MS - MVP Windows (IE/OE) & Security (AH-VSOP)
__________________________________________
Security Tools Updates
http://aumha.net/viewforum.php?f=31

(Reply to group, as return address
is invalid - that we may all benefit)

 

[Bill Sanderson]

It'd be interesting to know more about some of these false positives. A
number that I've seen seem to relate to using an open source piece which
happened also to have been used by a spyware author. Somehow that seems
less likely with the Microsoft toolbar, though.

 

[Randy Knobloch]

It'd be interesting to know more about some of these false positives. A
number that I've seen seem to relate to using an open source piece which
happened also to have been used by a spyware author. Somehow that seems
less likely with the Microsoft toolbar, though.

I'd certainly like to know what false-positives MS has on file.
The "team" would perhaps make it available to an MVP?

Open source-ware reverse-engineered and misused by a black-hat, Bill!
Never <g>

Silj

--
siljaline

MS - MVP Windows (IE/OE) & Security (AH-VSOP)
__________________________________________
Security Tools Updates
http://aumha.net/viewforum.php?f=31

(Reply to group, as return address
is invalid - that we may all benefit)

 

[Bill Sanderson]

They are holding information pretty close in this beta.
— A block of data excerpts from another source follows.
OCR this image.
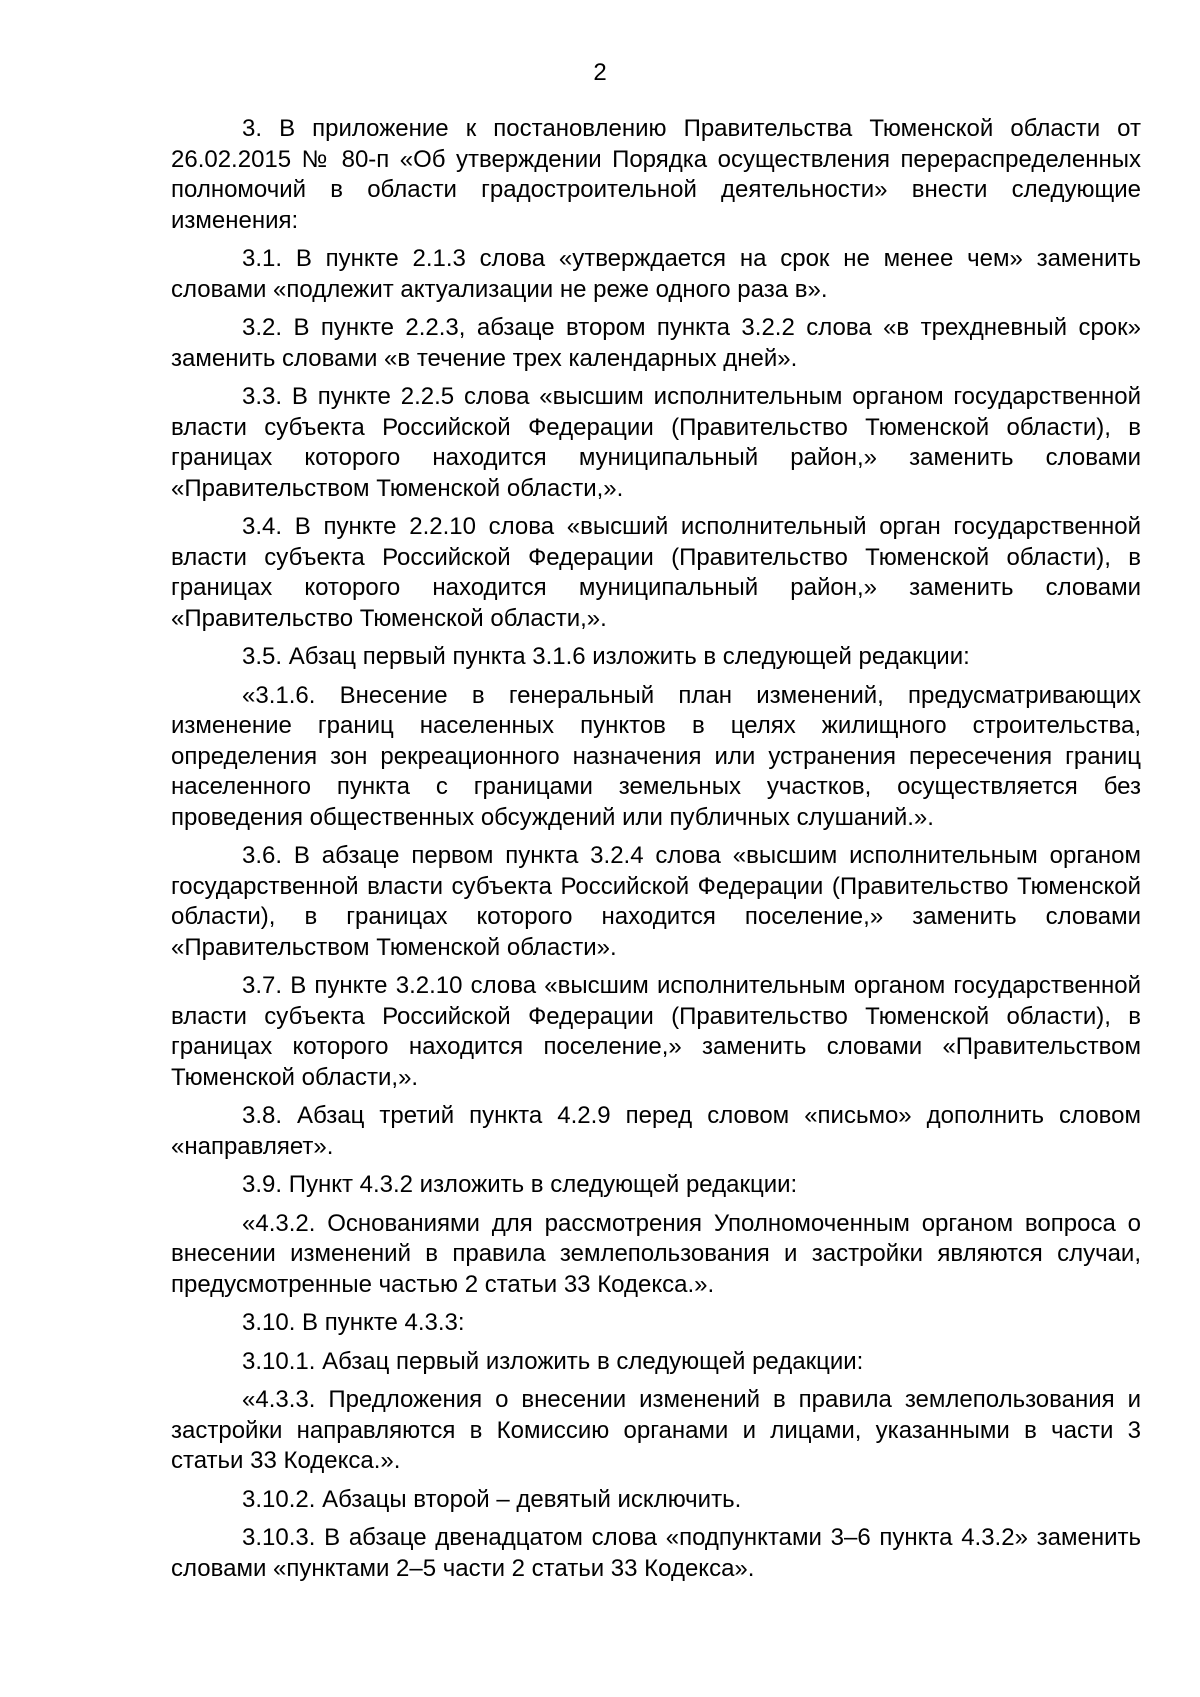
2

3. В приложение к постановлению Правительства Тюменской области от 26.02.2015 № 80-п «Об утверждении Порядка осуществления перераспределенных полномочий в области градостроительной деятельности» внести следующие изменения:

3.1. В пункте 2.1.3 слова «утверждается на срок не менее чем» заменить словами «подлежит актуализации не реже одного раза в».

3.2. В пункте 2.2.3, абзаце втором пункта 3.2.2 слова «в трехдневный срок» заменить словами «в течение трех календарных дней».

3.3. В пункте 2.2.5 слова «высшим исполнительным органом государственной власти субъекта Российской Федерации (Правительство Тюменской области), в границах которого находится муниципальный район,» заменить словами «Правительством Тюменской области,».

3.4. В пункте 2.2.10 слова «высший исполнительный орган государственной власти субъекта Российской Федерации (Правительство Тюменской области), в границах которого находится муниципальный район,» заменить словами «Правительство Тюменской области,».

3.5. Абзац первый пункта 3.1.6 изложить в следующей редакции:

«3.1.6. Внесение в генеральный план изменений, предусматривающих изменение границ населенных пунктов в целях жилищного строительства, определения зон рекреационного назначения или устранения пересечения границ населенного пункта с границами земельных участков, осуществляется без проведения общественных обсуждений или публичных слушаний.».

3.6. В абзаце первом пункта 3.2.4 слова «высшим исполнительным органом государственной власти субъекта Российской Федерации (Правительство Тюменской области), в границах которого находится поселение,» заменить словами «Правительством Тюменской области».

3.7. В пункте 3.2.10 слова «высшим исполнительным органом государственной власти субъекта Российской Федерации (Правительство Тюменской области), в границах которого находится поселение,» заменить словами «Правительством Тюменской области,».

3.8. Абзац третий пункта 4.2.9 перед словом «письмо» дополнить словом «направляет».

3.9. Пункт 4.3.2 изложить в следующей редакции:

«4.3.2. Основаниями для рассмотрения Уполномоченным органом вопроса о внесении изменений в правила землепользования и застройки являются случаи, предусмотренные частью 2 статьи 33 Кодекса.».

3.10. В пункте 4.3.3:

3.10.1. Абзац первый изложить в следующей редакции:

«4.3.3. Предложения о внесении изменений в правила землепользования и застройки направляются в Комиссию органами и лицами, указанными в части 3 статьи 33 Кодекса.».

3.10.2. Абзацы второй – девятый исключить.

3.10.3. В абзаце двенадцатом слова «подпунктами 3–6 пункта 4.3.2» заменить словами «пунктами 2–5 части 2 статьи 33 Кодекса».
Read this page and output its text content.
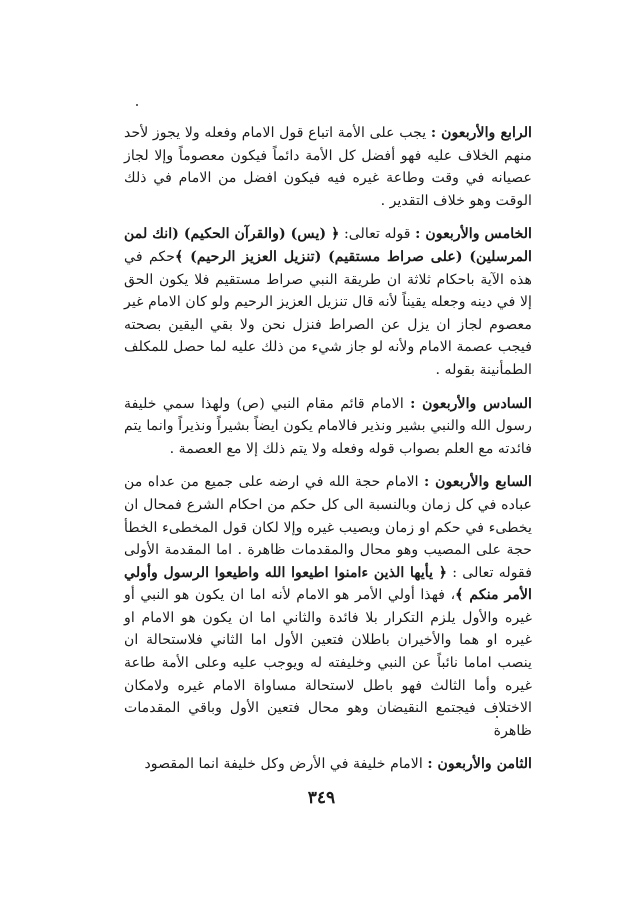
الرابع والأربعون : يجب على الأمة اتباع قول الامام وفعله ولا يجوز لأحد منهم الخلاف عليه فهو أفضل كل الأمة دائماً فيكون معصوماً وإلا لجاز عصيانه في وقت وطاعة غيره فيه فيكون افضل من الامام في ذلك الوقت وهو خلاف التقدير .

الخامس والأربعون : قوله تعالى: ﴿ (يس) (والقرآن الحكيم) (انك لمن المرسلين) (على صراط مستقيم) (تنزيل العزيز الرحيم) ﴾حكم في هذه الآية باحكام ثلاثة ان طريقة النبي صراط مستقيم فلا يكون الحق إلا في دينه وجعله يقيناً لأنه قال تنزيل العزيز الرحيم ولو كان الامام غير معصوم لجاز ان يزل عن الصراط فنزل نحن ولا بقي اليقين بصحته فيجب عصمة الامام ولأنه لو جاز شيء من ذلك عليه لما حصل للمكلف الطمأنينة بقوله .

السادس والأربعون : الامام قائم مقام النبي (ص) ولهذا سمي خليفة رسول الله والنبي بشير ونذير فالامام يكون ايضاً بشيراً ونذيراً وانما يتم فائدته مع العلم بصواب قوله وفعله ولا يتم ذلك إلا مع العصمة .

السابع والأربعون : الامام حجة الله في ارضه على جميع من عداه من عباده في كل زمان وبالنسبة الى كل حكم من احكام الشرع فمحال ان يخطىء في حكم او زمان ويصيب غيره وإلا لكان قول المخطىء الخطأ حجة على المصيب وهو محال والمقدمات ظاهرة . اما المقدمة الأولى فقوله تعالى : ﴿ يأيها الذين ءامنوا اطيعوا الله واطيعوا الرسول وأولي الأمر منكم ﴾، فهذا أولي الأمر هو الامام لأنه اما ان يكون هو النبي أو غيره والأول يلزم التكرار بلا فائدة والثاني اما ان يكون هو الامام او غيره او هما والأخيران باطلان فتعين الأول اما الثاني فلاستحالة ان ينصب اماما نائباً عن النبي وخليفته له ويوجب عليه وعلى الأمة طاعة غيره وأما الثالث فهو باطل لاستحالة مساواة الامام غيره ولامكان الاختلاف فيجتمع النقيضان وهو محال فتعين الأول وباقي المقدمات ظاهرة

الثامن والأربعون : الامام خليفة في الأرض وكل خليفة انما المقصود

٣٤٩
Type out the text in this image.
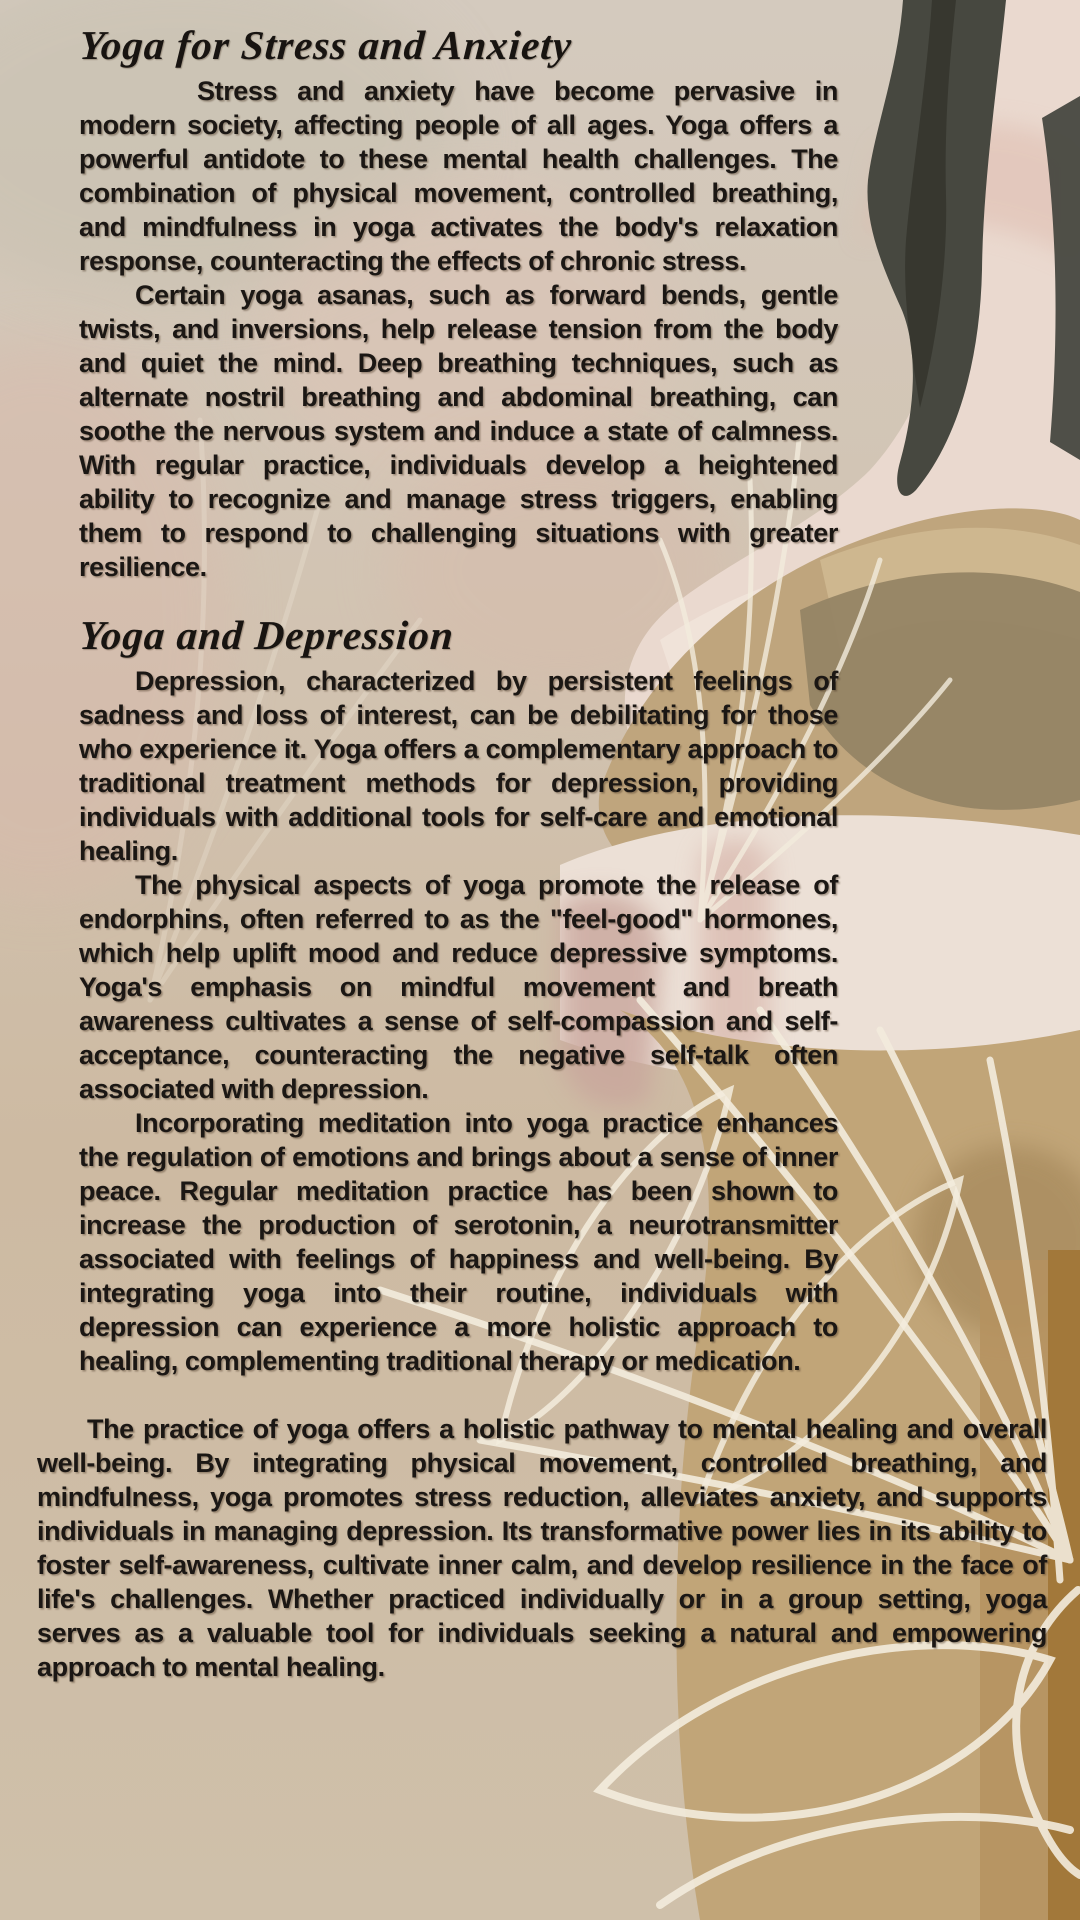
Yoga for Stress and Anxiety

Stress and anxiety have become pervasive in modern society, affecting people of all ages. Yoga offers a powerful antidote to these mental health challenges. The combination of physical movement, controlled breathing, and mindfulness in yoga activates the body's relaxation response, counteracting the effects of chronic stress.

Certain yoga asanas, such as forward bends, gentle twists, and inversions, help release tension from the body and quiet the mind. Deep breathing techniques, such as alternate nostril breathing and abdominal breathing, can soothe the nervous system and induce a state of calmness. With regular practice, individuals develop a heightened ability to recognize and manage stress triggers, enabling them to respond to challenging situations with greater resilience.

Yoga and Depression

Depression, characterized by persistent feelings of sadness and loss of interest, can be debilitating for those who experience it. Yoga offers a complementary approach to traditional treatment methods for depression, providing individuals with additional tools for self-care and emotional healing.

The physical aspects of yoga promote the release of endorphins, often referred to as the "feel-good" hormones, which help uplift mood and reduce depressive symptoms. Yoga's emphasis on mindful movement and breath awareness cultivates a sense of self-compassion and self-acceptance, counteracting the negative self-talk often associated with depression.

Incorporating meditation into yoga practice enhances the regulation of emotions and brings about a sense of inner peace. Regular meditation practice has been shown to increase the production of serotonin, a neurotransmitter associated with feelings of happiness and well-being. By integrating yoga into their routine, individuals with depression can experience a more holistic approach to healing, complementing traditional therapy or medication.

The practice of yoga offers a holistic pathway to mental healing and overall well-being. By integrating physical movement, controlled breathing, and mindfulness, yoga promotes stress reduction, alleviates anxiety, and supports individuals in managing depression. Its transformative power lies in its ability to foster self-awareness, cultivate inner calm, and develop resilience in the face of life's challenges. Whether practiced individually or in a group setting, yoga serves as a valuable tool for individuals seeking a natural and empowering approach to mental healing.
I'd be surprised if
there were a list of false positives which haven't been fixed in the current
set of definitions which they'd be willing to release--I think there'd be
significant risk of legal issues there, and the MVP ship isn't the tightest
afloat as we've seen recently--not speaking about you, or, indeed, any
security-related MVP at all.

I think you'd know what I know if you searched these newsgroups on the key
"false positive"--but of course I haven't revisited anything more than a
week old to see whether it is fixed in the newer definitions.